第6話 書類

 フブキと合流して、再びビルの谷間を五分ほど歩くと、ムーンの右隣を歩いていたホレイシアが立ち止まった。


「あっ、ここだよ。クエスト受付センターサンヒートジェルマン第八地区支部」


 ホレイシアが数メートル先に見える建物を指さす。

 周囲のビルと比べると低い五階建ての茶色い正方形の建物の近くには、四つの掲示板が立っている。


「なるほど。ここが受付センターですか?」

 ムーンたちの後ろを歩いていたフブキが、前方に見える建物を見上げた。

「ああ、サンヒートジェルマンには、合計四か所のクエスト受付センターがあるんだ。ここはウチから一番近いセンターだ」

 自信満々な表情で後方を振り返ったムーンがフブキと顔を合わせる。

「はい。初めて来ました。文献によると、ギルドを結成するために、センター二階で手続きをする必要があるようですね?」

「……ああ、そうだったな」とムーンが目を泳がせる。そんな獣人の少年の隣で、ホレイシアはジド目になる。

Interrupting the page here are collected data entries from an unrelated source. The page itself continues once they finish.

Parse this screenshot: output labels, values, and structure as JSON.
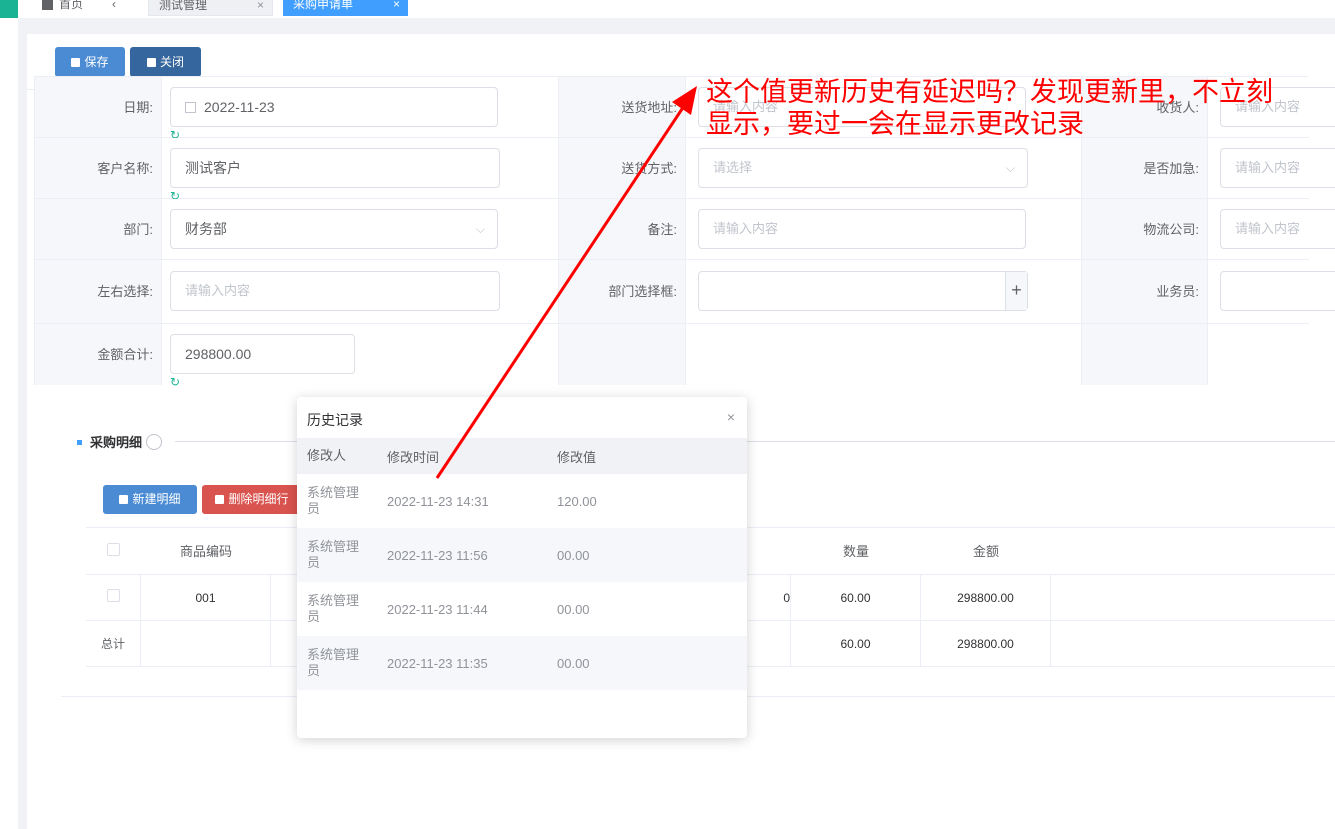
{
  "tabs": {
    "home": "首页",
    "back": "‹",
    "test": "测试管理",
    "active": "采购申请单",
    "close": "×"
  },
  "toolbar": {
    "save": "保存",
    "close": "关闭"
  },
  "form": {
    "date_label": "日期:",
    "date_value": "2022-11-23",
    "customer_label": "客户名称:",
    "customer_value": "测试客户",
    "dept_label": "部门:",
    "dept_value": "财务部",
    "lr_label": "左右选择:",
    "lr_placeholder": "请输入内容",
    "amount_label": "金额合计:",
    "amount_value": "298800.00",
    "addr_label": "送货地址:",
    "addr_placeholder": "请输入内容",
    "ship_label": "送货方式:",
    "ship_placeholder": "请选择",
    "remark_label": "备注:",
    "remark_placeholder": "请输入内容",
    "deptsel_label": "部门选择框:",
    "receiver_label": "收货人:",
    "receiver_placeholder": "请输入内容",
    "urgent_label": "是否加急:",
    "urgent_placeholder": "请输入内容",
    "logistics_label": "物流公司:",
    "logistics_placeholder": "请输入内容",
    "sales_label": "业务员:"
  },
  "detail": {
    "title": "采购明细",
    "add": "新建明细",
    "delete": "删除明细行",
    "headers": {
      "code": "商品编码",
      "qty": "数量",
      "amount": "金额"
    },
    "rows": [
      {
        "code": "001",
        "qty": "60.00",
        "amount": "298800.00",
        "partial": "0"
      }
    ],
    "total": {
      "label": "总计",
      "qty": "60.00",
      "amount": "298800.00"
    }
  },
  "history": {
    "title": "历史记录",
    "close": "×",
    "headers": {
      "user": "修改人",
      "time": "修改时间",
      "value": "修改值"
    },
    "rows": [
      {
        "user": "系统管理员",
        "time": "2022-11-23 14:31",
        "value": "120.00"
      },
      {
        "user": "系统管理员",
        "time": "2022-11-23 11:56",
        "value": "00.00"
      },
      {
        "user": "系统管理员",
        "time": "2022-11-23 11:44",
        "value": "00.00"
      },
      {
        "user": "系统管理员",
        "time": "2022-11-23 11:35",
        "value": "00.00"
      }
    ]
  },
  "annotation": {
    "line1": "这个值更新历史有延迟吗？发现更新里，不立刻",
    "line2": "显示，要过一会在显示更改记录",
    "color": "#ff0000"
  },
  "colors": {
    "primary": "#409eff",
    "save": "#4a8bd3",
    "close": "#35669e",
    "danger": "#d9534f",
    "history_icon": "#1ab394"
  },
  "icons": {
    "history": "↻",
    "plus": "+",
    "dropdown": "⌵"
  }
}
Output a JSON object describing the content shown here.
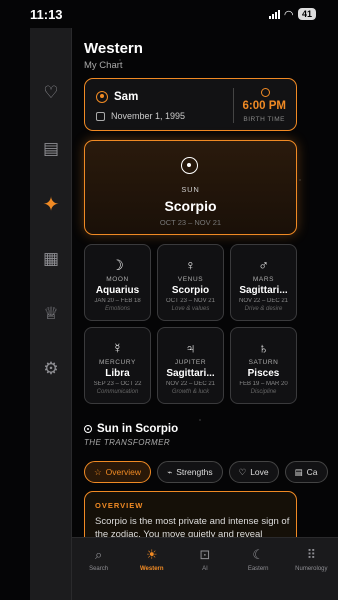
{
  "status": {
    "time": "11:13",
    "battery": "41"
  },
  "header": {
    "title": "Western",
    "subtitle": "My Chart"
  },
  "sidebar": {
    "items": [
      {
        "icon": "heart-icon",
        "glyph": "♡"
      },
      {
        "icon": "briefcase-icon",
        "glyph": "▤"
      },
      {
        "icon": "sparkles-icon",
        "glyph": "✦"
      },
      {
        "icon": "calendar-icon",
        "glyph": "▦"
      },
      {
        "icon": "trophy-icon",
        "glyph": "♕"
      },
      {
        "icon": "settings-icon",
        "glyph": "⚙"
      }
    ],
    "active_index": 2
  },
  "profile": {
    "name": "Sam",
    "birth_date": "November 1, 1995",
    "birth_time": "6:00 PM",
    "birth_time_label": "BIRTH TIME"
  },
  "sun": {
    "label": "SUN",
    "sign": "Scorpio",
    "range": "OCT 23 – NOV 21"
  },
  "planets": [
    {
      "symbol": "☽",
      "name": "MOON",
      "sign": "Aquarius",
      "range": "JAN 20 – FEB 18",
      "desc": "Emotions"
    },
    {
      "symbol": "♀",
      "name": "VENUS",
      "sign": "Scorpio",
      "range": "OCT 23 – NOV 21",
      "desc": "Love & values"
    },
    {
      "symbol": "♂",
      "name": "MARS",
      "sign": "Sagittari...",
      "range": "NOV 22 – DEC 21",
      "desc": "Drive & desire"
    },
    {
      "symbol": "☿",
      "name": "MERCURY",
      "sign": "Libra",
      "range": "SEP 23 – OCT 22",
      "desc": "Communication"
    },
    {
      "symbol": "♃",
      "name": "JUPITER",
      "sign": "Sagittari...",
      "range": "NOV 22 – DEC 21",
      "desc": "Growth & luck"
    },
    {
      "symbol": "♄",
      "name": "SATURN",
      "sign": "Pisces",
      "range": "FEB 19 – MAR 20",
      "desc": "Discipline"
    }
  ],
  "section": {
    "title": "Sun in Scorpio",
    "subtitle": "THE TRANSFORMER"
  },
  "tabs": [
    {
      "label": "Overview",
      "glyph": "☆",
      "active": true
    },
    {
      "label": "Strengths",
      "glyph": "⌁",
      "active": false
    },
    {
      "label": "Love",
      "glyph": "♡",
      "active": false
    },
    {
      "label": "Ca",
      "glyph": "▤",
      "active": false
    }
  ],
  "overview": {
    "label": "OVERVIEW",
    "text": "Scorpio is the most private and intense sign of the zodiac. You move quietly and reveal"
  },
  "bottom_nav": [
    {
      "label": "Search",
      "icon": "search-icon",
      "glyph": "⌕",
      "active": false
    },
    {
      "label": "Western",
      "icon": "sun-cloud-icon",
      "glyph": "☀",
      "active": true
    },
    {
      "label": "AI",
      "icon": "chip-icon",
      "glyph": "⊡",
      "active": false
    },
    {
      "label": "Eastern",
      "icon": "moon-icon",
      "glyph": "☾",
      "active": false
    },
    {
      "label": "Numerology",
      "icon": "grid-icon",
      "glyph": "⠿",
      "active": false
    }
  ],
  "colors": {
    "accent": "#f08a24",
    "background": "#050506",
    "card": "#111113"
  }
}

「ムーン。もしかして、ギルド結成の流れ、知らなかったの?」

「そっ、そんなことないだろ! はっ、早く行こうぜ」


 誤魔化したような態度でムーンが前進すると、ホレイシアとフブキは肩を落として、彼を追いかけた。


 建物の中へ入り、二階へと続く階段を登りきると、白く開けた空間へ辿り着く。

 静かな空間の奥には、五つの机が並べられているが、一番奥に丸坊主の男性が座っているだけで、誰もいない。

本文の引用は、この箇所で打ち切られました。